The manslaughter charge was eventually and properly dismissed. That any such action should have been contemplated was in itself extraordinary, considering the circumstances of Campbell's death. Baer had operated within the rules of the prize ring. His opponent was still standing, and the referee had not stopped the fight. To quit punching under these conditions would have been to ignore the athletic commission's admonition. Still, Baer was vilified in the press as a dirty fighter. By striking Campbell from behind in the second round, an act that some were now—inaccurately—claiming was the beginning of the end, he had acted in an unsportsmanlike manner, the newspapers agreed. Working, Campbell's manager, insisted that Irwin should have declared his fighter the winner on a foul at that very moment. But Irwin had waved Baer back into action after his slip, and it was Campbell's responsibility, as it is every boxer's, to protect himself at all times. And if Campbell had been seriously injured by this "sneak punch," how was it possible, then, for him to have fought so effectively in the two succeeding rounds? And why hadn't Working thrown in the towel when his man was so obviously in trouble in the fifth, if he was so solicitous of his well-being? For the public, the fact remained that Baer had hit a man almost from behind and had continued to hit him when he was literally out on his feet. The affectionate nickname Livermore Butcher Boy, derived from Baer's former vocation, now took on a sinister connotation.
Baer was also the victim of an atmosphere of hysteria, fanned vigorously by William Randolph Hearst's flagship newspaper, the San Francisco Examiner. Campbell was the second boxer to die in a San Francisco ring within a week. On the previous Thursday, Johnny Anderson, an 18-year-old in his second professional bout, died after being knocked out the night before in National Hall by Reinhart (Red) Ruehl. In a city with a proud ring history, dating at least to Gentleman Jim, boxing was suddenly in bad odor. The Examiner, which two years earlier campaigned unsuccessfully to abolish boxing in California, took up the cudgel again. An unsigned news story on the front page set the tone for a second—equally unsuccessful—anti-boxing drive: "The legalized prize-ring butchery, which the laws of California sanction under the name of 'boxing,' yesterday claimed another human victim, the second within a week."

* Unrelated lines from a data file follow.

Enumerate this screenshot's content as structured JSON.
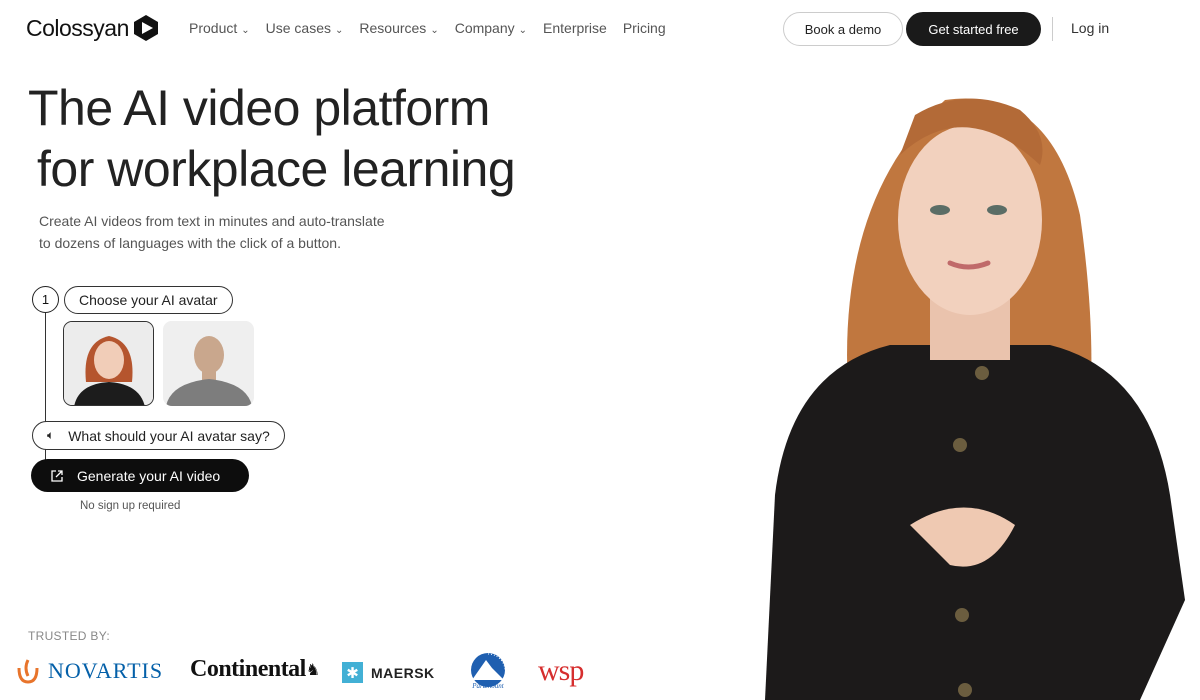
{
  "nav": {
    "brand": "Colossyan",
    "menu": [
      {
        "label": "Product",
        "dropdown": true
      },
      {
        "label": "Use cases",
        "dropdown": true
      },
      {
        "label": "Resources",
        "dropdown": true
      },
      {
        "label": "Company",
        "dropdown": true
      },
      {
        "label": "Enterprise",
        "dropdown": false
      },
      {
        "label": "Pricing",
        "dropdown": false
      }
    ],
    "book_demo": "Book a demo",
    "get_started": "Get started free",
    "login": "Log in"
  },
  "hero": {
    "title_line1": "The AI video platform",
    "title_line2": "for workplace learning",
    "subtitle_line1": "Create AI videos from text in minutes and auto-translate",
    "subtitle_line2": "to dozens of languages with the click of a button."
  },
  "builder": {
    "step_number": "1",
    "choose_label": "Choose your AI avatar",
    "avatars": [
      {
        "name": "female-avatar",
        "selected": true
      },
      {
        "name": "male-avatar",
        "selected": false
      }
    ],
    "say_placeholder": "What should your AI avatar say?",
    "generate_label": "Generate your AI video",
    "note": "No sign up required"
  },
  "trusted": {
    "label": "TRUSTED BY:",
    "logos": [
      "NOVARTIS",
      "Continental",
      "MAERSK",
      "Paramount",
      "wsp"
    ]
  },
  "colors": {
    "primary": "#0d0d0d",
    "novartis": "#0460a9",
    "wsp": "#d62e2e",
    "maersk": "#42b0d5"
  }
}
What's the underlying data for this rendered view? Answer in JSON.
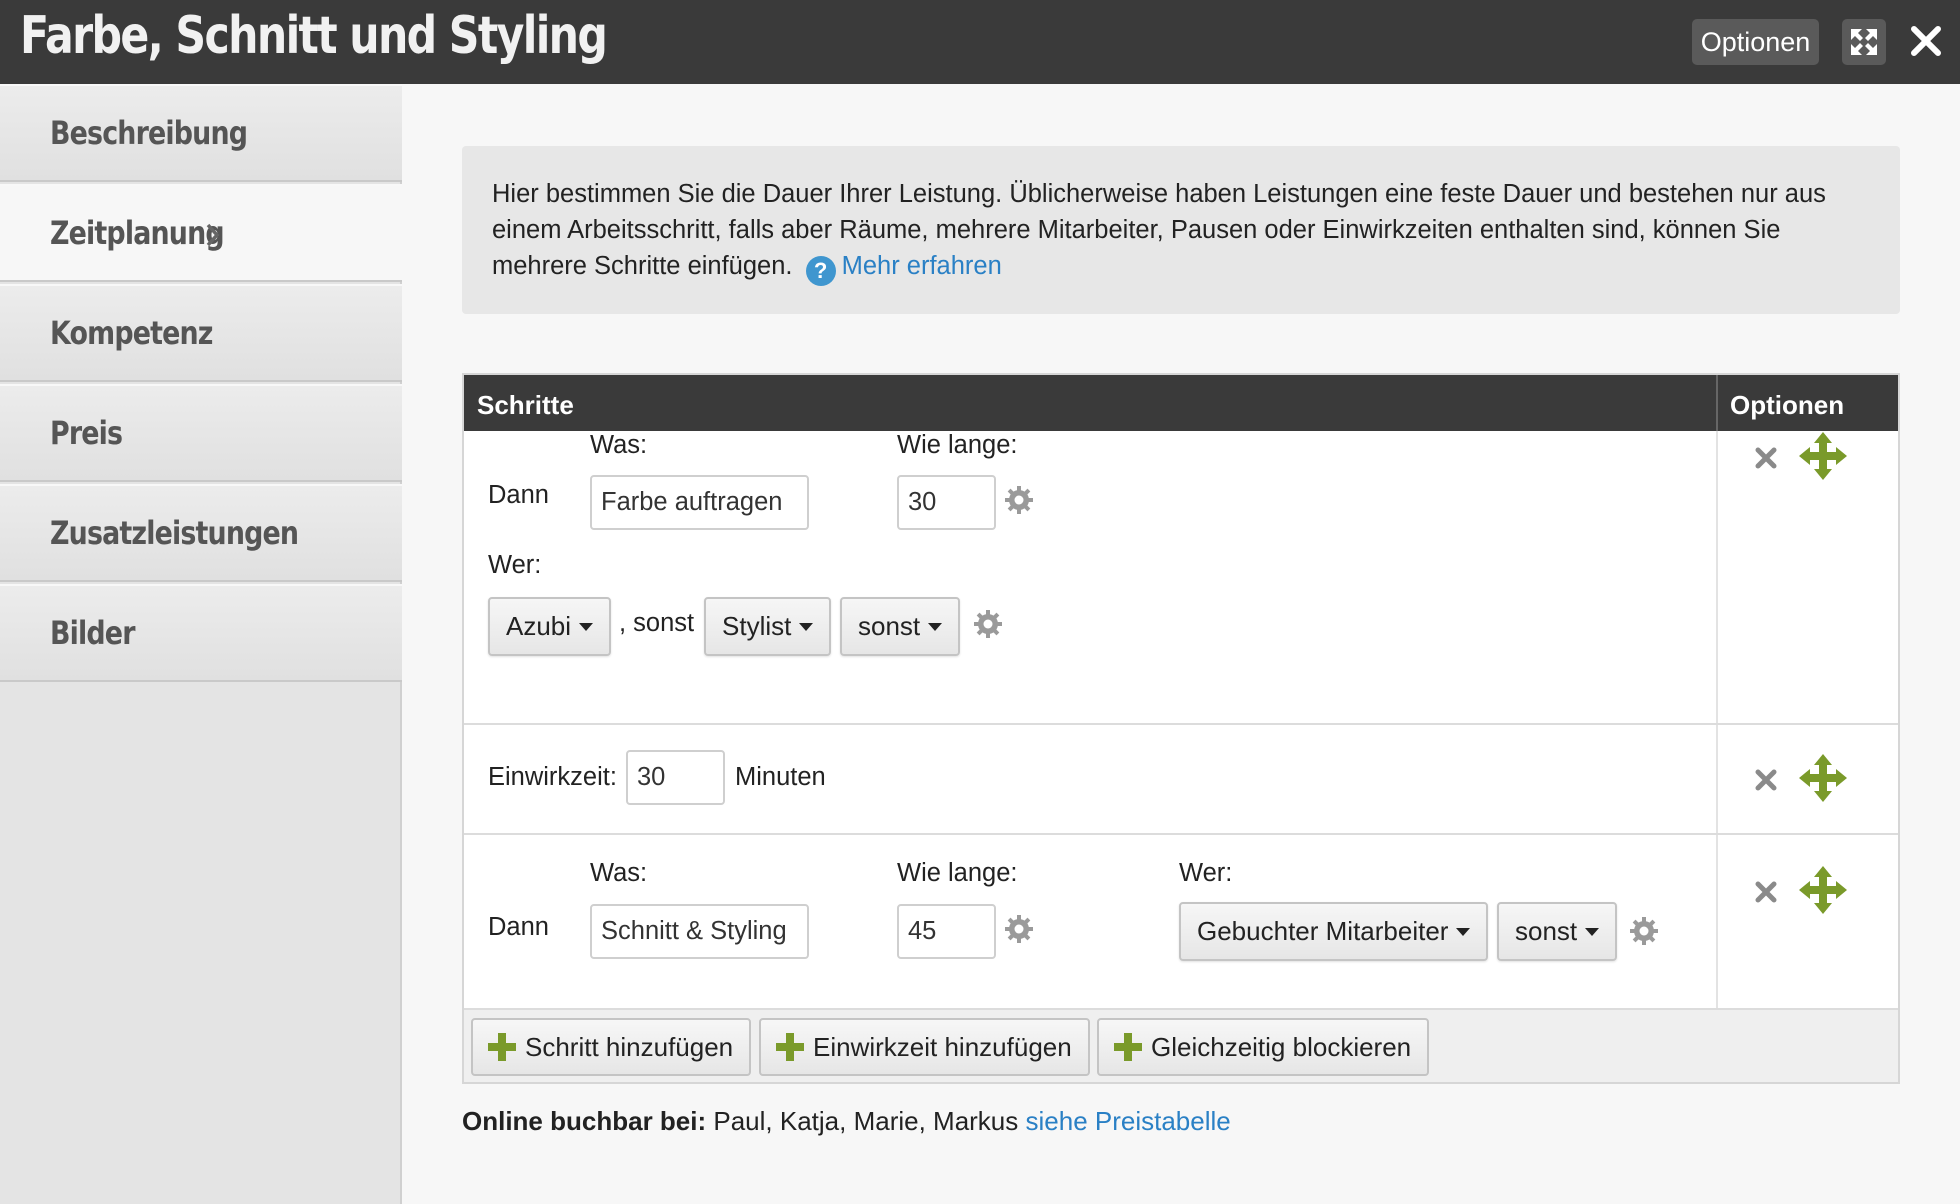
{
  "window": {
    "title": "Farbe, Schnitt und Styling",
    "options_label": "Optionen"
  },
  "sidebar": {
    "items": [
      {
        "label": "Beschreibung"
      },
      {
        "label": "Zeitplanung"
      },
      {
        "label": "Kompetenz"
      },
      {
        "label": "Preis"
      },
      {
        "label": "Zusatzleistungen"
      },
      {
        "label": "Bilder"
      }
    ],
    "active": "Zeitplanung"
  },
  "info": {
    "text": "Hier bestimmen Sie die Dauer Ihrer Leistung. Üblicherweise haben Leistungen eine feste Dauer und bestehen nur aus einem Arbeitsschritt, falls aber Räume, mehrere Mitarbeiter, Pausen oder Einwirkzeiten enthalten sind, können Sie mehrere Schritte einfügen.",
    "help_icon": "?",
    "link": "Mehr erfahren"
  },
  "table": {
    "col_steps": "Schritte",
    "col_options": "Optionen",
    "step1": {
      "prefix": "Dann",
      "was_label": "Was:",
      "was_value": "Farbe auftragen",
      "duration_label": "Wie lange:",
      "duration_value": "30",
      "wer_label": "Wer:",
      "wer_primary": "Azubi",
      "sonst_text": ", sonst",
      "wer_secondary": "Stylist",
      "wer_third": "sonst"
    },
    "pause": {
      "label": "Einwirkzeit:",
      "value": "30",
      "unit": "Minuten"
    },
    "step2": {
      "prefix": "Dann",
      "was_label": "Was:",
      "was_value": "Schnitt & Styling",
      "duration_label": "Wie lange:",
      "duration_value": "45",
      "wer_label": "Wer:",
      "wer_primary": "Gebuchter Mitarbeiter",
      "wer_secondary": "sonst"
    },
    "buttons": {
      "add_step": "Schritt hinzufügen",
      "add_pause": "Einwirkzeit hinzufügen",
      "block": "Gleichzeitig blockieren"
    }
  },
  "online": {
    "label": "Online buchbar bei:",
    "names": "Paul, Katja, Marie, Markus",
    "link": "siehe Preistabelle"
  },
  "colors": {
    "header_bg": "#3a3a3a",
    "accent_green": "#7a9a2a",
    "link_blue": "#2a80c5"
  }
}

Irwin testified before the athletic commission that Baer had acted within the rules and that he (Irwin) had moved as quickly as possible to stop the fight; Campbell's death was an unfortunate accident. The commission must not have agreed, because it suspended both Baer and Irwin for one year and, for good measure, the managers and seconds of both fighters, nine persons in all.
To Max Baer the suspension was hardly the real punishment. That came from the terrible knowledge that he had killed a man with his fists. In newspaper accounts of his appearances in the courts and at Campbell's funeral, he was described as "white-faced," "trembling." a "ghost-like" figure with "lips pressed tightly and nervously together." He took up smoking. He suffered nightmares. He announced his retirement from the ring, only to be persuaded by Hoffman, his manager to be, to take some time off and think things out. He had not killed anyone deliberately, Hoffman told him. It had been an accident, the kind that can happen in a business as brutal as prizefighting. But as a fighter, as a man, Max Baer would never be the same.